Будуар Анжелики - Жетем Валери. Страница 11
Карл во многом ориентировался на Людовика, как, впрочем, большинство европейских монархов той эпохи. Их роднила неуемная любвеобильность, в которой английский суверен мог бы успешно посоревноваться с французским.
Карл овладевал женщинами с азартом коллекционера, но, удовлетворив свое сексуальное любопытство, сразу же утрачивал всякий интерес к очередному приобретению и возвращал его законному супругу (он предпочитал замужних).
Этот король, как, впрочем, и его собрат Людовик XIV, был, конечно, великим развратником, но развратником откровенным, без двойной морали, и кто знает, не лучшая ли это была кандидатура на роль разрушителя липкой паутины пуританства в стране, так долго страдавшей в тенетах этой идеологии?

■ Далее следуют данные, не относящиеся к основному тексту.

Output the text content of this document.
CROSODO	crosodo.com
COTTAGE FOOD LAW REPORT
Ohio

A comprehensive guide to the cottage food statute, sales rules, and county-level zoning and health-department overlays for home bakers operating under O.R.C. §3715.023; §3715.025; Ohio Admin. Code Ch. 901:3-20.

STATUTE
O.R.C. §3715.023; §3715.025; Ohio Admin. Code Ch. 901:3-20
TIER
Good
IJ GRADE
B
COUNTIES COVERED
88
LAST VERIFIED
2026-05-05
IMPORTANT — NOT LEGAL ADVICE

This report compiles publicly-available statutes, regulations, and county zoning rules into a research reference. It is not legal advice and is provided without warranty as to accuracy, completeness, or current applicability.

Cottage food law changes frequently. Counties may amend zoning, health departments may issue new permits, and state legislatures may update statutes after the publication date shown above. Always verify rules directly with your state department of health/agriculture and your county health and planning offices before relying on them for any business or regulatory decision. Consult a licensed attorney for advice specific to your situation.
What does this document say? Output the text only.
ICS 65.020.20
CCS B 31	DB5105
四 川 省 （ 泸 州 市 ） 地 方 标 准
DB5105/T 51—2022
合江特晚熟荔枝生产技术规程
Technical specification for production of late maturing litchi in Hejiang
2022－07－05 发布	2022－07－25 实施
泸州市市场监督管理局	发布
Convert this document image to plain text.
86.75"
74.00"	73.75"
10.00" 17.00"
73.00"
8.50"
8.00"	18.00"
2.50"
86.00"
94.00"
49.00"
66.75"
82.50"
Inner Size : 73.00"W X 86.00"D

Кромвель ведь доходил до того, что, уничтожая ирландские города, разумеется, вместе с их населением, ссылался на Божью волю… Клин надо было вышибать клином, и прежде всего при этом следовало любыми способами взорвать изнутри, разрушить основы идеологии узурпатора, наглядно показать, кому и зачем она выгодна…
Но, как известно, всякое ниспровержение, даже совершаемое с самыми благими намерениями, неизменно закусывает удила и заходит слишком далеко в своем ослепленном азарте.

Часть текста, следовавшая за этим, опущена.